Juerg Feldmann se souvient clairement de sa première rencontre avec Ryder Hesjedal. Le jeune homme avait 13 ou 14 ans et commençait à peine en vélo de montagne. Si devenir coureur professionnel est ton rêve, tu devras être patient, l'avait averti Feldmann. Devenir champion junior n'a aucune importance. Dans un sport d'endurance, ton apogée, tu ne l'atteindras pas avant 28 ou 29 ans.

«Il avait souri et m'avait dit: «Eh bien, c'est mon but!»» raconte Feldmann, joint à Quesnel, un village à six heures au nord de Vancouver. Feldmann est un physiologiste de l'exercice et un physiothérapeute formé à l'Université de Berne. Ancien membre de l'équipe suisse de patinage de vitesse, il a agi comme entraîneur d'athlétisme aux Jeux olympiques de Los Angeles et de combiné nordique aux Jeux de Calgary.

Il n'ose pas se considérer comme l'entraîneur de Hesjedal, qui cartonne au Tour de France à l'âge de... 29 ans. Il se voit plutôt comme un ami, un partenaire, qui offre des conseils. «J'abuse de son cerveau pour savoir si mes nouvelles idées folles en physiologie de l'exercice peuvent aider un athlète ou pas. Ce n'est pas du travail», dit-t-il.

En Hesjedal, il a trouvé un parfait cobaye. Même s'il a pratiquement tout gagné en gravissant les échelons, il n'entreprenait jamais une course avec cette seule intention, souligne Feldmann. L'idée était de faire des essais et des erreurs avec le seul but de s'améliorer à long terme. Feldmann se souvient d'un championnat provincial junior où il avait fait faire à Hesjedal des tests d'effort maximal de 45 minutes... avant et après la course. «Les entraîneurs nous auraient tués s'ils nous avaient vus faire!»

Une approche singulière

Difficile de résumer l'approche de Feldmann. Pour simplifier, il compare le corps humain à un équipage d'aviron. Au bout d'une course, les trois rameurs les plus forts ont été ralentis par le plus faible. Ce dernier faiblit davantage parce qu'il surpasse ses capacités. Les plus forts régressent parce qu'ils ne poussent pas suffisamment.

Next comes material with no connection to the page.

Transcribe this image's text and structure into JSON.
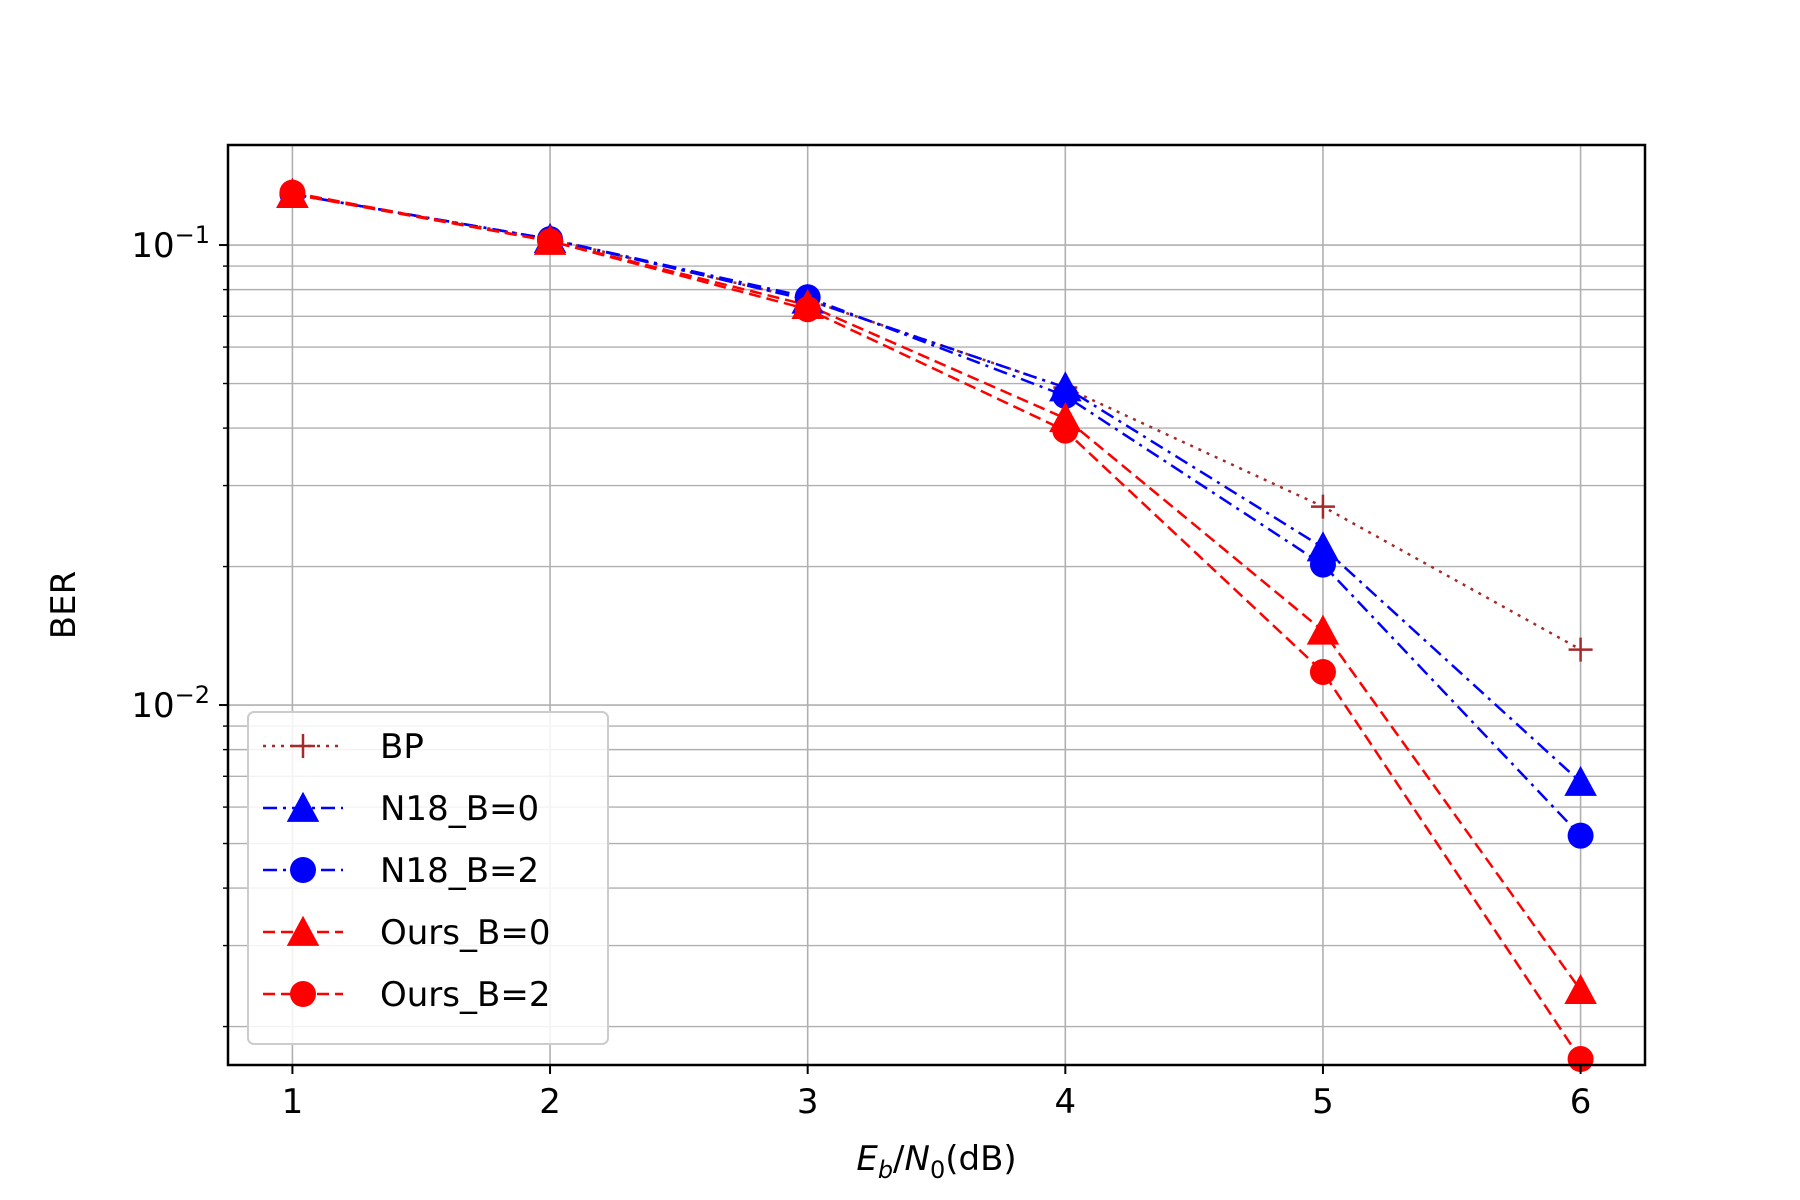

«C'est la même chose pour le corps humain, dit-il. On doit savoir quel membre de l'équipe - le coeur, les poumons, le cerveau, les muscles - a besoin de l'oxygène et à quel point il peut bien l'utiliser.» Avec un collègue, M. Feldmann a mis au point une série d'instruments pour mesurer l'état de chaque «membre» et améliorer celui qui limite la performance optimale du corps. Le physiologiste n'est pas intéressé par la capacité maximale, mais plutôt par la variation des paramètres qui servent de marqueurs biologiques (fréquence cardiaque, niveau d'acide lactique dans les muscles, consommation d'oxygène par les poumons, etc.).

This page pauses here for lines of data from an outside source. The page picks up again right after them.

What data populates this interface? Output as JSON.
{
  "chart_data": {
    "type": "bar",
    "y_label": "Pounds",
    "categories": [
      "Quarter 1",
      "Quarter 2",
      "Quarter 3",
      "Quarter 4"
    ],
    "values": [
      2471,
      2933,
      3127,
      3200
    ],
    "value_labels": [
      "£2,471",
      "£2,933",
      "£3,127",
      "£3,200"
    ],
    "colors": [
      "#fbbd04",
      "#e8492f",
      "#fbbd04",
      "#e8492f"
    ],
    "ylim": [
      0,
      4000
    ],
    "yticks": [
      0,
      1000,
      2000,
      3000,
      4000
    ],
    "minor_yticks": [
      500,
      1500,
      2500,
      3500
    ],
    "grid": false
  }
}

L'important, selon le scientifique, est de ne pas hypothéquer et risquer de «tuer» le système le plus faible, à court comme à long terme.

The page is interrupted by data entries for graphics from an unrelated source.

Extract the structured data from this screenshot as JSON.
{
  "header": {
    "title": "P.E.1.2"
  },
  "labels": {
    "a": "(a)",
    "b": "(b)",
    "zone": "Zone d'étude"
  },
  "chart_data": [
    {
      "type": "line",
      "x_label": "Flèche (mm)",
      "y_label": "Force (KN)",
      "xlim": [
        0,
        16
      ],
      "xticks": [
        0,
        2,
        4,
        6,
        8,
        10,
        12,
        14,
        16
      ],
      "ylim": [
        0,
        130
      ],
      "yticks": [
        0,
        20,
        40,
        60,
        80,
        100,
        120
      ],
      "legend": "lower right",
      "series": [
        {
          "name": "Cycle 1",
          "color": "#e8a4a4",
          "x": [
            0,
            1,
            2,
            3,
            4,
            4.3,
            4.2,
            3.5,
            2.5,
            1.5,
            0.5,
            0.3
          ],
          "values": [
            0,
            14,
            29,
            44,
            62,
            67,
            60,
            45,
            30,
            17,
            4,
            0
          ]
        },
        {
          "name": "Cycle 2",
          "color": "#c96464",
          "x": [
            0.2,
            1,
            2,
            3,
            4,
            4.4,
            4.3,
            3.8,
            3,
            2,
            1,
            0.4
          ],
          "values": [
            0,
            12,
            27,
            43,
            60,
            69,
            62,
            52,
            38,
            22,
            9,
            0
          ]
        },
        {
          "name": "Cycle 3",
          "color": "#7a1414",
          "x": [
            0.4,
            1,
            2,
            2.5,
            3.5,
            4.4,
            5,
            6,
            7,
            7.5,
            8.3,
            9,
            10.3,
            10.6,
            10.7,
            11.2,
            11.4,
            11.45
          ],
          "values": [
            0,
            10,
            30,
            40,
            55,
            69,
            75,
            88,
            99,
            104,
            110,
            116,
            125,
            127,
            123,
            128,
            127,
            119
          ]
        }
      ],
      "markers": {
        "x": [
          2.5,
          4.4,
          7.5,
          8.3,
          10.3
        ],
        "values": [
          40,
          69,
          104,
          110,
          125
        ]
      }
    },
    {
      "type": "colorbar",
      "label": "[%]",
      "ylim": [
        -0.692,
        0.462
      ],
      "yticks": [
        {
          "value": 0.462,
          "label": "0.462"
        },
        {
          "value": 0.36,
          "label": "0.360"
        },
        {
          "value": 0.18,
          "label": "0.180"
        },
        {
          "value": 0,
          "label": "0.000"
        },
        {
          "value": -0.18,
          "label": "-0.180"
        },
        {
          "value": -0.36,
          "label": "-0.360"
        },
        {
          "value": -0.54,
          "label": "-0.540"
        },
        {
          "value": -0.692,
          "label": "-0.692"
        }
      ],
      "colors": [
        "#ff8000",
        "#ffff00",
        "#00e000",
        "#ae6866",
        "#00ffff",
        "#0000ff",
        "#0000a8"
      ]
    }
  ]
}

Voilà pourquoi Feldmann n'a pas été surpris quand Hesjedal a choisi d'adopter son propre rythme quand la bataille s'est déclenchée à quelques kilomètres de l'arrivée à Morzine-Avoriaz, dimanche dernier: «C'est la différence entre un athlète «pensant», comme Ryder, et un athlète «travaillant», comme Cadel Evans, qui s'est accroché à sa vie pour suivre les meilleurs. Avec le résultat qu'il s'est complètement écroulé le jour d'après.»